Mas, aku sudah lulus sekarang dengan nilai terbaik. Sayang, perusahaan besar itu tidak menerima karyawan yang hanya lulusan SMA kecuali sebagai petugas kebersihan. Aku sudah bekerja sekarang, sambil menghabiskan waktu melanjutkan pendidikan ke jenjang yang lebih tinggi.

Aku ingin membuatmu bangga tanpa harus menyusahkanmu. Aku ingin kau tersenyum saat kembali nanti dan melihatku telah menjadi wanita mandiri. Aku yakin, pekerjaan saat ini akan menjadi batu loncatan untukku menuju pekerjaan yang lebih baik.

Rumah ini sepi sejak kepergianmu, Mas. Mamah dan kak Risna lebih sering pergi keluar menghabiskan waktu bersama Hana. Mereka bahkan tidak tahu aku telah bekerja. Sengaja tak kuberitahu mereka karena takut malu memiliki menantu hanya seorang petugas kebersihan saja.

Mas, kuharap kau cepat sembuh dan sesegera mungkin kembali. Jujur saja aku rindu meski rasa cinta belumlah tumbuh. Itu karena kau adalah manusia pertama yang memperlakukan aku layaknya manusia pada umumnya.

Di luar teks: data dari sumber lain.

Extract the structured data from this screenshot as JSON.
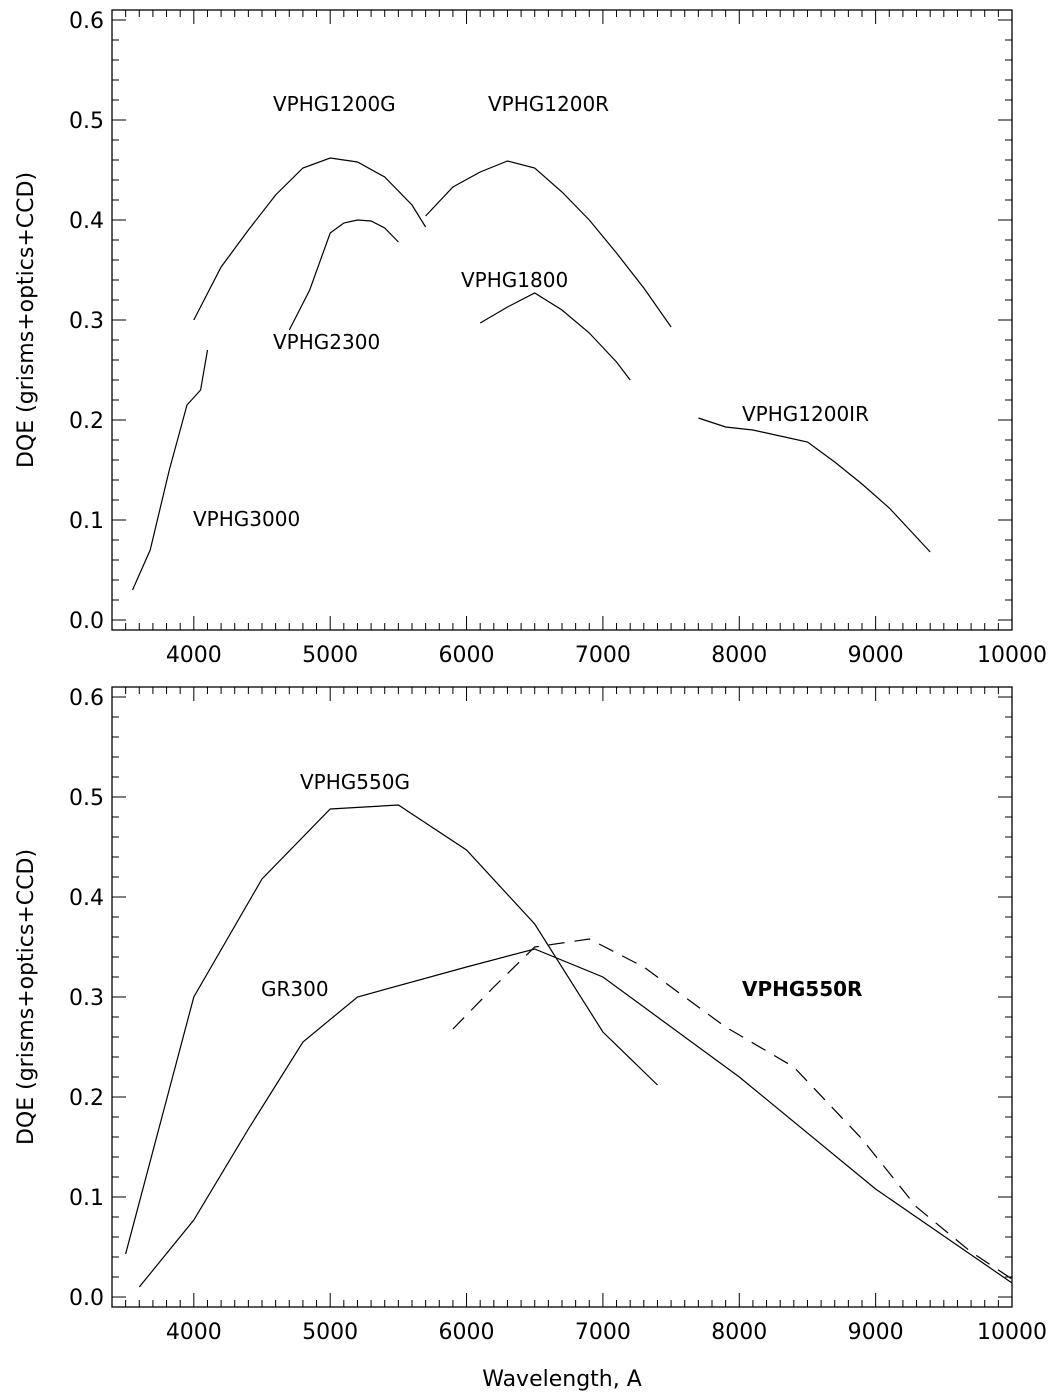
{
  "chart_data": [
    {
      "type": "line",
      "ylabel": "DQE (grisms+optics+CCD)",
      "xlabel": "",
      "xlim": [
        3400,
        10000
      ],
      "ylim": [
        -0.01,
        0.61
      ],
      "xticks": [
        4000,
        5000,
        6000,
        7000,
        8000,
        9000,
        10000
      ],
      "yticks": [
        0.0,
        0.1,
        0.2,
        0.3,
        0.4,
        0.5,
        0.6
      ],
      "ytick_labels": [
        "0.0",
        "0.1",
        "0.2",
        "0.3",
        "0.4",
        "0.5",
        "0.6"
      ],
      "grid": false,
      "series": [
        {
          "name": "VPHG3000",
          "style": "solid",
          "x": [
            3550,
            3680,
            3820,
            3950,
            4050,
            4100
          ],
          "y": [
            0.03,
            0.07,
            0.15,
            0.215,
            0.23,
            0.27
          ]
        },
        {
          "name": "VPHG1200G",
          "style": "solid",
          "x": [
            4000,
            4200,
            4400,
            4600,
            4800,
            5000,
            5200,
            5400,
            5600,
            5700
          ],
          "y": [
            0.3,
            0.353,
            0.39,
            0.425,
            0.452,
            0.462,
            0.458,
            0.443,
            0.415,
            0.393
          ]
        },
        {
          "name": "VPHG2300",
          "style": "solid",
          "x": [
            4700,
            4850,
            5000,
            5100,
            5200,
            5300,
            5400,
            5500
          ],
          "y": [
            0.29,
            0.33,
            0.387,
            0.397,
            0.4,
            0.399,
            0.392,
            0.378
          ]
        },
        {
          "name": "VPHG1200R",
          "style": "solid",
          "x": [
            5700,
            5900,
            6100,
            6300,
            6500,
            6700,
            6900,
            7100,
            7300,
            7500
          ],
          "y": [
            0.404,
            0.433,
            0.448,
            0.459,
            0.452,
            0.428,
            0.4,
            0.367,
            0.332,
            0.293
          ]
        },
        {
          "name": "VPHG1800",
          "style": "solid",
          "x": [
            6100,
            6300,
            6500,
            6700,
            6900,
            7100,
            7200
          ],
          "y": [
            0.297,
            0.313,
            0.327,
            0.31,
            0.287,
            0.258,
            0.24
          ]
        },
        {
          "name": "VPHG1200IR",
          "style": "solid",
          "x": [
            7700,
            7900,
            8100,
            8300,
            8500,
            8700,
            8900,
            9100,
            9400
          ],
          "y": [
            0.202,
            0.193,
            0.19,
            0.184,
            0.178,
            0.158,
            0.136,
            0.112,
            0.068
          ]
        }
      ]
    },
    {
      "type": "line",
      "ylabel": "DQE (grisms+optics+CCD)",
      "xlabel": "Wavelength, A",
      "xlim": [
        3400,
        10000
      ],
      "ylim": [
        -0.01,
        0.61
      ],
      "xticks": [
        4000,
        5000,
        6000,
        7000,
        8000,
        9000,
        10000
      ],
      "yticks": [
        0.0,
        0.1,
        0.2,
        0.3,
        0.4,
        0.5,
        0.6
      ],
      "ytick_labels": [
        "0.0",
        "0.1",
        "0.2",
        "0.3",
        "0.4",
        "0.5",
        "0.6"
      ],
      "grid": false,
      "series": [
        {
          "name": "VPHG550G",
          "style": "solid",
          "x": [
            3500,
            4000,
            4500,
            5000,
            5500,
            6000,
            6500,
            7000,
            7400
          ],
          "y": [
            0.043,
            0.3,
            0.418,
            0.488,
            0.492,
            0.447,
            0.373,
            0.265,
            0.212
          ]
        },
        {
          "name": "GR300",
          "style": "solid",
          "x": [
            3600,
            4000,
            4400,
            4800,
            5200,
            6000,
            6500,
            7000,
            8000,
            9000,
            10000
          ],
          "y": [
            0.01,
            0.077,
            0.168,
            0.255,
            0.3,
            0.33,
            0.348,
            0.32,
            0.22,
            0.108,
            0.014
          ]
        },
        {
          "name": "VPHG550R",
          "style": "dashed",
          "x": [
            5900,
            6200,
            6500,
            6900,
            7300,
            7600,
            7900,
            8400,
            8900,
            9300,
            9700,
            10000
          ],
          "y": [
            0.268,
            0.31,
            0.35,
            0.358,
            0.33,
            0.3,
            0.27,
            0.23,
            0.158,
            0.09,
            0.045,
            0.018
          ]
        }
      ]
    }
  ]
}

Kutulis semua ini sebagai teman jenuh di kamar.

****

Wulan, singkat saja namanya. Usianya kini memasuki dua puluh dua tahun. Mencoba peruntungan dengan memasukan surat lamaran ke perusahaan terbesar yang menjadi impiannya tanpa tahu jika perusahaan tersebut milik sang suami.

Sayang, memang keberuntungan belum memihak padanya. Dengan dalih hanya lulusan SMA, Wulan hanya diterima sebagai petugas kebersihan saja. Namun, tak apa, hitung-hitung mandiri dan tidak melulu mengandalkan uang suami.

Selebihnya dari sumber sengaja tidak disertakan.